Я хотел только отодвинуть ее от себя, устранить длинные паузы, возникавшие в нашем разговоре.
Мне не хотелось, чтобы она видела, как у меня путаются мысли. Не хотелось ее помощи. Плевать мне на помощь. Я был непримиримо холоден. Катись к черту с этим лицом, на котором написано понимание.
Хенни ничего не поняла.
Она сделала вид, будто все в порядке. Это взбесило меня. Она покачивалась на стуле и улыбалась неискренней грустной улыбкой, тогда я вскочил и заорал:
– Прекрати!
– Что с тобой?
Ее улыбка стала еще грустнее.
– Не смей так улыбаться! Шлюха!
Она отвернулась, а я подумал: ну заплачь же!
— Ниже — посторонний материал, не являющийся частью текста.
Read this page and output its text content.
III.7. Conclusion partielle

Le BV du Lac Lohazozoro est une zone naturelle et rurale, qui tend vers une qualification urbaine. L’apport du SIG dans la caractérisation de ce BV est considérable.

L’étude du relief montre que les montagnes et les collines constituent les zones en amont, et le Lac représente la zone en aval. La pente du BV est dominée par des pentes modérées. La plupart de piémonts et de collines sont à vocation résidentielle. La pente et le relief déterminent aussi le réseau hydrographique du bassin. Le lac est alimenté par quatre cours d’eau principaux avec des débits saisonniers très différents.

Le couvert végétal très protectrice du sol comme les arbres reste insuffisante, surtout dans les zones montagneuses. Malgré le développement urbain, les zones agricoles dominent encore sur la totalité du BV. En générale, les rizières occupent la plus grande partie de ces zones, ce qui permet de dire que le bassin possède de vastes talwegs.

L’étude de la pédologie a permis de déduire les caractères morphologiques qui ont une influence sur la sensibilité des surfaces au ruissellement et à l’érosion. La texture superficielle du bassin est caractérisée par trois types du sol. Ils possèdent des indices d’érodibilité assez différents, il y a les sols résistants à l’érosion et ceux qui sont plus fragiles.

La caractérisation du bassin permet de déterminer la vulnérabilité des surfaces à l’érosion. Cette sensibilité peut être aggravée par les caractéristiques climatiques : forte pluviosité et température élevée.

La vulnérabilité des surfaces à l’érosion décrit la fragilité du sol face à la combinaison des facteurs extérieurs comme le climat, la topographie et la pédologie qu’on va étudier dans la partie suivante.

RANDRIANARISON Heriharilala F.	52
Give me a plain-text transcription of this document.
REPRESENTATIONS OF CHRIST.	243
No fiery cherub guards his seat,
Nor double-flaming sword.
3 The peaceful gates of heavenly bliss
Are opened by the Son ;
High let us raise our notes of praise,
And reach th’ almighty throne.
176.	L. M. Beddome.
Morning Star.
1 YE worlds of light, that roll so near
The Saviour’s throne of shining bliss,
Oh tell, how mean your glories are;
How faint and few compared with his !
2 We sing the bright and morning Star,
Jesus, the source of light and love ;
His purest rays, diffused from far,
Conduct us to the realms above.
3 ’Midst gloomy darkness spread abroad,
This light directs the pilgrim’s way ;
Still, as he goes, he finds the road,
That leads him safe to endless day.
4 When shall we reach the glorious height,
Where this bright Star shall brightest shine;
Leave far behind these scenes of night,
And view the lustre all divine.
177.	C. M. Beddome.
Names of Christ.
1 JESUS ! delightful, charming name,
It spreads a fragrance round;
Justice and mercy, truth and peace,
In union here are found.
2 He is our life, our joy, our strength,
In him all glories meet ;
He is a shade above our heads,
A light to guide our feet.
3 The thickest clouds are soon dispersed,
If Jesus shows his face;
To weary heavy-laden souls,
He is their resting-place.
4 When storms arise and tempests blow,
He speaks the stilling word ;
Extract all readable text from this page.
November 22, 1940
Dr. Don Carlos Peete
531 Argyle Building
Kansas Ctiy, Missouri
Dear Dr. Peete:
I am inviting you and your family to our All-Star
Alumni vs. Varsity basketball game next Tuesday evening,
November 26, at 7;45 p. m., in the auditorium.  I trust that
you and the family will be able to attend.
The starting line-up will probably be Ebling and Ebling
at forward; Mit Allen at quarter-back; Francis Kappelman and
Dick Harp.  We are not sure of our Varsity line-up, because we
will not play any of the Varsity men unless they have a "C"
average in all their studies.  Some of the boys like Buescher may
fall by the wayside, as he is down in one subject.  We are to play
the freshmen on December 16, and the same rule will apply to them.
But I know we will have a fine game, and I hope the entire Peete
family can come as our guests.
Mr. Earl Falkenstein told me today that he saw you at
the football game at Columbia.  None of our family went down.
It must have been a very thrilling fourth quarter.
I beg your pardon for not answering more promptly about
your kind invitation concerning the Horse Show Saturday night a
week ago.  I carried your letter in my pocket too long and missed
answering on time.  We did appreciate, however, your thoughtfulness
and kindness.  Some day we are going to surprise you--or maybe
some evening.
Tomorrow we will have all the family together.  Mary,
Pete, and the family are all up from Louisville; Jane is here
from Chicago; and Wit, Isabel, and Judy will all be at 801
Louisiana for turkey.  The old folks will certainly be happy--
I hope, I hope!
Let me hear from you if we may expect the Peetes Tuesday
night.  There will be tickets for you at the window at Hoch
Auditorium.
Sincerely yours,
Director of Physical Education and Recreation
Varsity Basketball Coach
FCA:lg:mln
Хенни вышла из комнаты. Умение не поднимать глаз, мешать ложечкой в чашке, беззвучно плакать – все это она довела до искусства.
Во мне бушевали новые чувства, мысли путались, сталкиваясь друг с другом, все время возникало что-то новое. Я весь сжимался от этого. Хенни вышла из комнаты. Я мрачно смотрел в пол. Не знаю, почему мне захотелось обидеть ее. Но захотелось, это точно. Обидеть и представить себе, как она плачет, забившись в уголок.
Мне хотелось остаться одному, вываляться в канаве, испачкаться, порезаться, почувствовать себя конченым человеком. Я хотел опуститься на самое дно. Но для того, чтобы так опуститься, мне нужно было обидеть Хенни, маму, знакомых и вообще всех, кто проявлял обо мне заботу. Я хотел уничтожить эту заботу, втоптать ее в грязь.
Через неделю я начал плакать. Хенни гладила меня по голове, глубоко в горле слышались удары ее сердца. Кое-что мне запомнилось: однажды я был пьян и меня мучила жалость к себе, она обняла меня, что-то говорила, но все это вылетело у меня из головы…
– Прости, Хенни… – сказал я слабым и жалким голосом.
Я пытался заниматься с Хенни любовью, но всякий раз вспоминал свой сон о ее грудях и крохотных головках. Они стояли между мной и ее телом. Когда-то давно мне было приятно водить пальцем по ее коже, но теперь я боялся испачкать ее своими прикосновениями. Весь сжавшись, я признал свое поражение.